Forget Robots. We'll Soon Be Fusing Technology With Living Matter

WIRED sat down with Joi Ito, the director of the MIT Media Lab, to discuss this phenomenon of convergence, where digital bits from the computer world are fusing with atoms here in the physical world (see gallery above). The trend is advancing, he says, and it won't stop at gadgets. For Ito, the next great engineering platform will be living matter itself.

SAN FRANCISCO -- The future has a funny way of sneaking up on you. You don't notice it until you're soaking in it. That was the feeling at O'Reilly's Solid Conference last week. For the first time, the venerable tech publisher held an event dedicated the way software and hardware are coming together in devices that don't involve a typical computer screen.

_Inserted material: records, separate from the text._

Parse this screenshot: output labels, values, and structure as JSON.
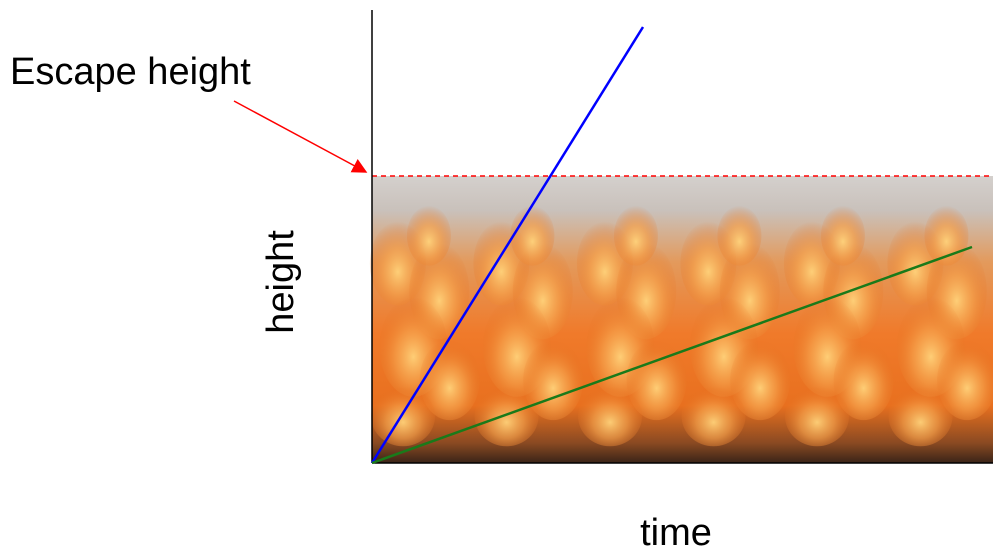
{
  "annotation": {
    "label": "Escape height"
  },
  "axes": {
    "ylabel": "height",
    "xlabel": "time"
  },
  "colors": {
    "axis": "#000000",
    "escape_line": "#ff0000",
    "fast_line": "#0000ff",
    "slow_line": "#1a7a1a",
    "fire_dark": "#3a1e10",
    "fire_orange": "#f07a2a",
    "fire_yellow": "#ffc060",
    "smoke": "#cfcac6"
  },
  "icons": {
    "background": "flame-texture",
    "pointer": "arrow"
  }
}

The gadgetry on display was so complex and so diverse--spanning everything from smart trash cans to airborne wind turbines--that even hardcore techies marveled at how far this world has already come.

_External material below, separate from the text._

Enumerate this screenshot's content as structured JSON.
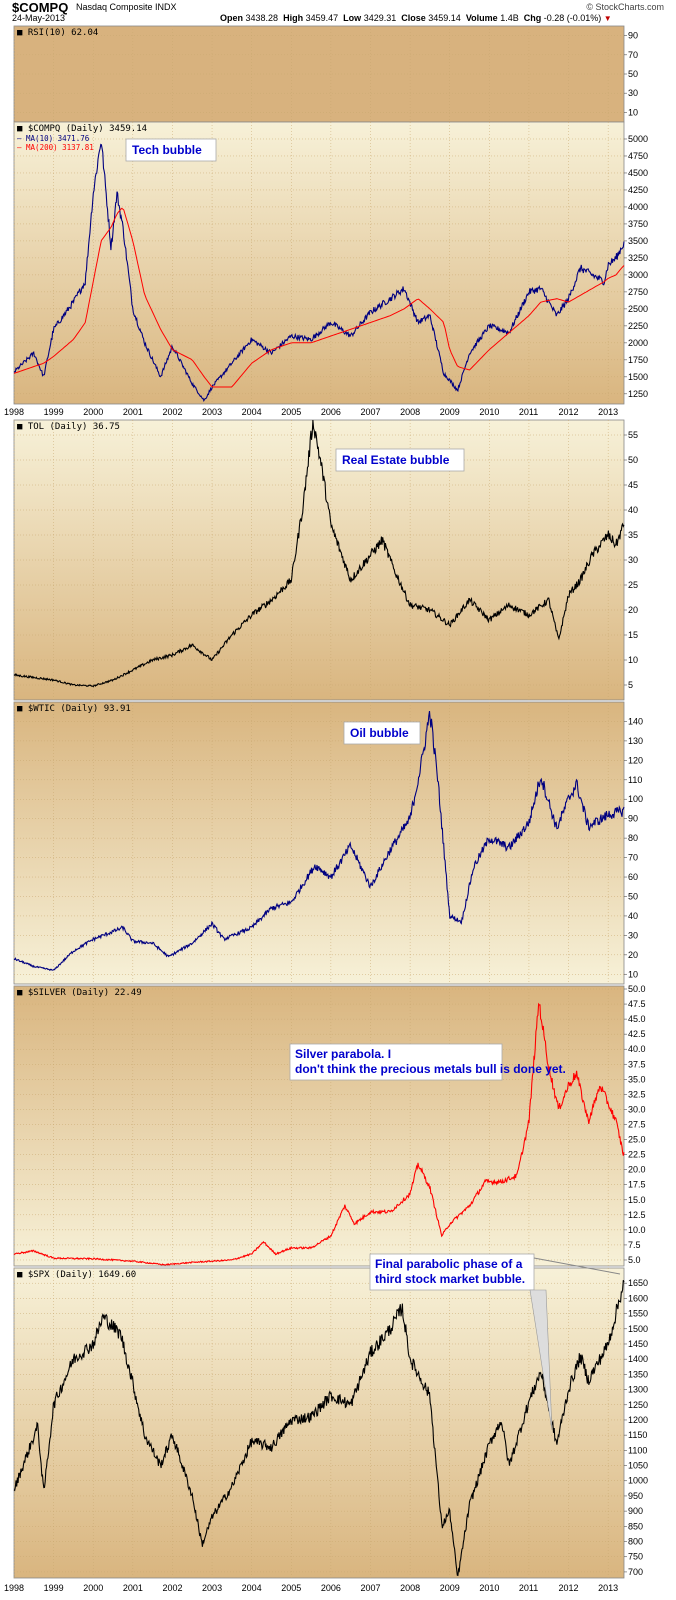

At the conference, WIRED sat down with Joi Ito, the director of the MIT Media Lab and one of the event's planners, to discuss this phenomenon of convergence, where bits from the digital realm are fusing with atoms here in the physical world (see gallery above). Experimentation is spreading, he says, and it won't stop at gadgets. For Ito, the next great engineering platform will be living matter itself.

The proliferation of new hardware, Ito says, is driven in part by changes in the global supply chain. Over the past year, the industrial supply chain companies that serve giant mass-market hardware makers like Apple and Motorola--helping to generate iPhone and iPads and Android devices--are now starting to serve startups as well. Manufacturing and distribution are becoming ever-more automated and modularized, he says, and startups can plug into these economies of scale.

As experimentation increases, so does the willingness of venture capitalists to invest. "Hardware is harder than software. It's still an area that isn't the traditional low-hanging fruit of Silicon Valley," Ito says. "But I think people are realizing there are going to be some big winners in this space. And they want to be in it."

Joi Ito.

Photo: Josh Valcarcel/WIRED

One company leading this transition in Silicon Valley sensibility is Google, which is bridging the digital-physical divide through both a flurry of startup acquisitions and its own projects. Chief among them is Google's self-driving car. "Google says smartly that they didn't design a self-driving car. They designed a driver," Ito says. It's a way of thinking about hardware that stresses the device as an intelligent system, not just an object. "The self-driving car is a great example of how all that hype about big data and cloud converges into stuff that touches the real world through hardware."

At Ito's Media Lab, infusing the rest of the world with digital intelligence has always been a part of the culture, a cornerstone of the lab's experiments in creating better, more useful and pleasing ways for people to interact with technology. Among the materials he's most excited about is DNA, information encoded into living form. The cost of manipulating life's building blocks, he says, is falling at a much more rapid clip right now than Moore's Law predicts for silicon. "If you think that diminishing cost is what drives innovation to startups and to dorm rooms, I think bioengineering is coming really fast and is going to catch up," Ito says. "It's neat to think about not just computational biology but computation in biology."

>'It's neat to think about not just computational biology but computation in biology.'

As one example, Ito says he was recently talking to some students who were working with a microbe that was acting as a chemical sensor. A reaction would trigger an electrical circuit that would in turn send out a wireless signal. The completely hybrid biological-electrical device was designed not for novelty, but because each piece was the best tool for the job--the electrical because of greater efficiency at sending out the signal, the biological because of greater accuracy and lower power. Ito sees vision as a particularly promising direction for a hybrid "anti-disciplinary" approach where mechanical engineers, biologists, and computer scientists come together. Each likely has a role to play in piecing together technology-enabled sight.

He's well aware that tinkering with the stuff of life carries great risk, perhaps even the ultimate cost-benefit: "You get the promise of immortality together with the biohacker script kiddie extinction event." And Ito believes that the engineers driving the fusion of digital and physical can only truly succeed if they account for all the issues that emerge when the digital and physical merge, from network security to ecological impact.

At the same time, Ito believes that the makers of these new machines need to deploy their creations early and often. ("Deploy or die," he says.) In part, that's to get innovators thinking about how to manufacture and distribute, not just invent. But using the real world as a platform also forces designers and engineers to think about how what they make affects and alters the world. It demands an approach to design that conceives of devices not in isolation, but as parts of a system bigger than themselves.

"Most science and technology has been about trying to conquer nature and create local gain at the expense of the system," Ito says. "Thinking about yourself as a participant in a system with responsibility and interactions, you come up with a different kind of sensibility that you get by forcing kids to think about how something is going to be deployed."